How quickly the outlook changes. Kassel town had gained population in the intervening years, much of it recent judging by the fresh look of hovels and houses erected within the shelter of the town walls. There was less open space, and more fields beyond the walls given over to cultivation. Yet half the ground outside—where fields of rye and barley had been sown—was trenched by siege works, while other fields had been trampled. The detritus of battle lay strewn as though a flood tide had swept over the valley floor.
Just outside the town gates, the armies of Wendar and Varre gathered their forces. They were frighteningly few compared to the many dead left lying on the ground beside the pickets or in the earthworks or across the flat fields. What she saw, looking farther afield, were Eika pulling their net in around the valley itself, ranks and ranks of infantry filing out of the forest. That portion of the army marching with Lord Stronghand along the Hellweg had certainly been decimated, but he had brought many more with him, too many to count. Thousands, she estimated. Even at this distance she could identify among his soldiers the human men who had turned their back on humankind to march with the enemy.
The Eika, it seemed, had arrived in time to witness the slaughter of both the Varren and Wendish armies. Lord Stronghand had merely to stand aside and watch them do his work for him.
She found the Eika lord standing directly behind Alain. He had a sharp, intelligent face, and he, too, studied the lay of the ground and the disposition of forces in the valley.
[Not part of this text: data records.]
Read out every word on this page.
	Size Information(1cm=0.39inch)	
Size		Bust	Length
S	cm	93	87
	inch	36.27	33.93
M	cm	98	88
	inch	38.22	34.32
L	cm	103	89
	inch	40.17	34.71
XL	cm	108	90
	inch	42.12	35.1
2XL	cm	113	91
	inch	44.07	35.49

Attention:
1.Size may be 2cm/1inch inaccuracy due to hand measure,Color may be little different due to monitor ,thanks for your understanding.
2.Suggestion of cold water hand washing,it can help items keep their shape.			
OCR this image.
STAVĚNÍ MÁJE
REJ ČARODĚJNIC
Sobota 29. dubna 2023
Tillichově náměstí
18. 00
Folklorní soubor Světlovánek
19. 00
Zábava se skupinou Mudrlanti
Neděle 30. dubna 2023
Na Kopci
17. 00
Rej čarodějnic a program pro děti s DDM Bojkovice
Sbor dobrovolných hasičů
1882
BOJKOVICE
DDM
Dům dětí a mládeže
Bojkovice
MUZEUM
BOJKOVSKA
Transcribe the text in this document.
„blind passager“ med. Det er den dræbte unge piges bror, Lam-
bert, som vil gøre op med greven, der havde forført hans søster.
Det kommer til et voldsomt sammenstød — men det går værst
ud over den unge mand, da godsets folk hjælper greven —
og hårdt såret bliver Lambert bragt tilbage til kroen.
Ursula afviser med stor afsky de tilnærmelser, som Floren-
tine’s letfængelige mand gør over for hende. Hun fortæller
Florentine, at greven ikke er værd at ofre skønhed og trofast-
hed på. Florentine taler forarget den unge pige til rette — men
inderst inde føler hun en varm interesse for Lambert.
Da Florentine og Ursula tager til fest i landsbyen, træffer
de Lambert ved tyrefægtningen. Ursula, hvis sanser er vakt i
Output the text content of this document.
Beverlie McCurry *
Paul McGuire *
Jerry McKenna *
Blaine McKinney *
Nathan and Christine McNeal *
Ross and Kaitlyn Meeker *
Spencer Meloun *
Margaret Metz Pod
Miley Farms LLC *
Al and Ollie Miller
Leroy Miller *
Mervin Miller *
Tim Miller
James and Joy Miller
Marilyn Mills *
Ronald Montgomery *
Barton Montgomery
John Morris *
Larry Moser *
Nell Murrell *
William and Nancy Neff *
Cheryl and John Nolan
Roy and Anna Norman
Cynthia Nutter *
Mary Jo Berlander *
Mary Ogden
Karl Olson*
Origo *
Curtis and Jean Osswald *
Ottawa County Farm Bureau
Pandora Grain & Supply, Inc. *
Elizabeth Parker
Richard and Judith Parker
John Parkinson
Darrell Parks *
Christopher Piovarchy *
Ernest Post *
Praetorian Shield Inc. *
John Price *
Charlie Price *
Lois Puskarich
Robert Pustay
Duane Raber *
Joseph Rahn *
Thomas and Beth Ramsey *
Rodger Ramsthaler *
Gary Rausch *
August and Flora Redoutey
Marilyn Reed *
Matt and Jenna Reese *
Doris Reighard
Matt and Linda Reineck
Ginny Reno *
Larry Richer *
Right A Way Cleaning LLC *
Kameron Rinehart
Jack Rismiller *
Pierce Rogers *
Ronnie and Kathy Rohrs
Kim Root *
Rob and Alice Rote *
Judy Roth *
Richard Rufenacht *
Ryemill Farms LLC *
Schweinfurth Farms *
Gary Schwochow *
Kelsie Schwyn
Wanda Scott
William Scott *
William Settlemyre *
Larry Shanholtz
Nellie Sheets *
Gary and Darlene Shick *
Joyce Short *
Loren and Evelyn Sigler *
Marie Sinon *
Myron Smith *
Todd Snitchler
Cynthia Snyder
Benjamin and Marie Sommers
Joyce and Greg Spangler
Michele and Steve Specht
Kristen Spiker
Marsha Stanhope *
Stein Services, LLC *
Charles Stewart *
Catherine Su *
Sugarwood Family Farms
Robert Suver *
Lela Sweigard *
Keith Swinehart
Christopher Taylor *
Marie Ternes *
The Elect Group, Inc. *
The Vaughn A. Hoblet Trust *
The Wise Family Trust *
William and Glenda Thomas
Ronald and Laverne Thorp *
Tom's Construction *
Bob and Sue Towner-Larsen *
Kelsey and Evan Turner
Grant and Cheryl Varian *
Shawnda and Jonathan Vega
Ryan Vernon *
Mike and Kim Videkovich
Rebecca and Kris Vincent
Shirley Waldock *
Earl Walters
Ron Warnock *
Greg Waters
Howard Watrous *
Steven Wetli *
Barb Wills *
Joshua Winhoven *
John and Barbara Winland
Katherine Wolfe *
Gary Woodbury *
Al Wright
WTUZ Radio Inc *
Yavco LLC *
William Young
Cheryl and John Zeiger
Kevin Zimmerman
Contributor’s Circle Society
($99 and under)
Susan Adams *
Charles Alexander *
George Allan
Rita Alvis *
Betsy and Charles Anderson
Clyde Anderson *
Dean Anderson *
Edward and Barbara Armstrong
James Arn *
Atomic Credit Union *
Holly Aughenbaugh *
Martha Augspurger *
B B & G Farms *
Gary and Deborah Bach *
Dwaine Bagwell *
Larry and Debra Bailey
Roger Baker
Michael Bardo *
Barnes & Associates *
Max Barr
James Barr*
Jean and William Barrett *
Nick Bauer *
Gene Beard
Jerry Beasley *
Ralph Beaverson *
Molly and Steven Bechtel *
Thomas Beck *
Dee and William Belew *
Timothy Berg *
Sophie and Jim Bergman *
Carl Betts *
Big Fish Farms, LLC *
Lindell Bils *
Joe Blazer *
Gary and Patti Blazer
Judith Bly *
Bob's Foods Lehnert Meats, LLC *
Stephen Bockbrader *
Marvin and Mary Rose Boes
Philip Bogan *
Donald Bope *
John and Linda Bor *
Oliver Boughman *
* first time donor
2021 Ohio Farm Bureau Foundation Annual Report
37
What he thought of it she could not read in his expression, only that he measured and calculated and, moving to one side, spoke in a whisper to a pair of his attendant captains, Eika warriors like him although half a head taller.
The procession lurched up the steps. She hurried after, puffing and wheezing and gasping at the pain. The stone lintel that spanned the double doors leading into the feasting hall swam in her sight, a most welcome apparition, and she passed under it and into the hall itself where a flock of palace stewards and servants swarmed to set out benches for the coming assembly. The body was carried up to the dais.